Capital market regulator SEBI today exempted the Government from making an open offer to public shareholders for acquiring shares of Indian Overseas Bank after the Rs 1,200 crore capital infusion that will raise its stake in the state-owned lender to 79 per cent.
The Government, promoter of IOB, holds 73.80 per cent stake in the bank. It has proposed to acquire nearly 23 crore additional shares of the bank by way of preferential allotment against the Rs 1,200-crore infusion.
Once the government purchases these shares, its stake in IOB will rise by little over 5 per cent to 79.01 per cent.
As per the rules, when entities holding 25 per cent or more stake in a company acquire additional 5 per cent or more stake in the firm, they are required to make an open offer so as to provide an exit opportunity to the public shareholders.
In an order today, the Securities and Exchange Board of India (SEBI) said that even after the proposed hike in government stake in IOB the minimum public shareholding level — which is 10 per cent for public sector units — would be maintained.

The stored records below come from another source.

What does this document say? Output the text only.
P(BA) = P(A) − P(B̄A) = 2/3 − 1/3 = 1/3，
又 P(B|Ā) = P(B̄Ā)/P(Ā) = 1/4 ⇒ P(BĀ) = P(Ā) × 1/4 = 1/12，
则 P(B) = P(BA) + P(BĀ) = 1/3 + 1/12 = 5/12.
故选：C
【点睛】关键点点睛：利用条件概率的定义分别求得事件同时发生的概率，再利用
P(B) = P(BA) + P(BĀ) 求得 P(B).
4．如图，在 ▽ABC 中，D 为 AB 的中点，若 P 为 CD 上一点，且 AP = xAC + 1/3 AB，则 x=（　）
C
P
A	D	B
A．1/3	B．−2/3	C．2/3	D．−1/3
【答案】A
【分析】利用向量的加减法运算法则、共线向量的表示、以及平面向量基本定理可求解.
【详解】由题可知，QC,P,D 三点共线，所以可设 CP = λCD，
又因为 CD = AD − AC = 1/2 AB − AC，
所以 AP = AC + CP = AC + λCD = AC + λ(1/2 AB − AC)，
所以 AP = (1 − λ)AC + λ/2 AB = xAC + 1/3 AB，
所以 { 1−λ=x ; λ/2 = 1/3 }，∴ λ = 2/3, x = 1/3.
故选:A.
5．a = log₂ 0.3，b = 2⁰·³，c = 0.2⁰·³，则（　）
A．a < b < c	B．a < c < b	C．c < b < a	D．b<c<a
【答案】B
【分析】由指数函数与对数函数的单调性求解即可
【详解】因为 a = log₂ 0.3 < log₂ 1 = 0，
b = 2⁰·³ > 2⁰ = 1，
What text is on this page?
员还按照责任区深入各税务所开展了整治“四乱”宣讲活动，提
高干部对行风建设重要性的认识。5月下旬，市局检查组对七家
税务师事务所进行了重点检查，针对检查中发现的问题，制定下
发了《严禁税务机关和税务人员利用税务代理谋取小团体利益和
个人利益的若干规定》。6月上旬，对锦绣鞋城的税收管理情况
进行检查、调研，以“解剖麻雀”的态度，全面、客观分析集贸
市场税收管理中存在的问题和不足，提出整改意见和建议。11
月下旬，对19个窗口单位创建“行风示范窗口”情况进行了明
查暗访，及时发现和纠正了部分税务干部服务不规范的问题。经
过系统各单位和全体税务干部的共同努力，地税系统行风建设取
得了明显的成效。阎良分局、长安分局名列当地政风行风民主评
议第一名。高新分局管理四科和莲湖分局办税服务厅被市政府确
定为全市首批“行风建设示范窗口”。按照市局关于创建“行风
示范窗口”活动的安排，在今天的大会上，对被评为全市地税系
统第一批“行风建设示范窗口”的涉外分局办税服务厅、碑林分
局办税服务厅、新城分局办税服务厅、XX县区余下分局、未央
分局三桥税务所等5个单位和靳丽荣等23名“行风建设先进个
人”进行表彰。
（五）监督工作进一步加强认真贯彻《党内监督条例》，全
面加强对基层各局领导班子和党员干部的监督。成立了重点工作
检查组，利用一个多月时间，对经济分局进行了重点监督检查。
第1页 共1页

In addition, the market regulator said there would be no change in the management control at IOB.
Accordingly, SEBI said this was a “fit case to grant exemption” to the Government from the obligation to make an open offer which is otherwise required under the norms.
IOB had filed an application dated November 8, 2013, with SEBI on behalf of the government seeking the exemption.
SEBI has allowed the exemption on conditions that the proposed acquisition would have to be in accordance with the relevant provisions of the Companies law and the government as well as IOB ensure compliance with the statements and disclosures made in its application to the market regulator, among other things.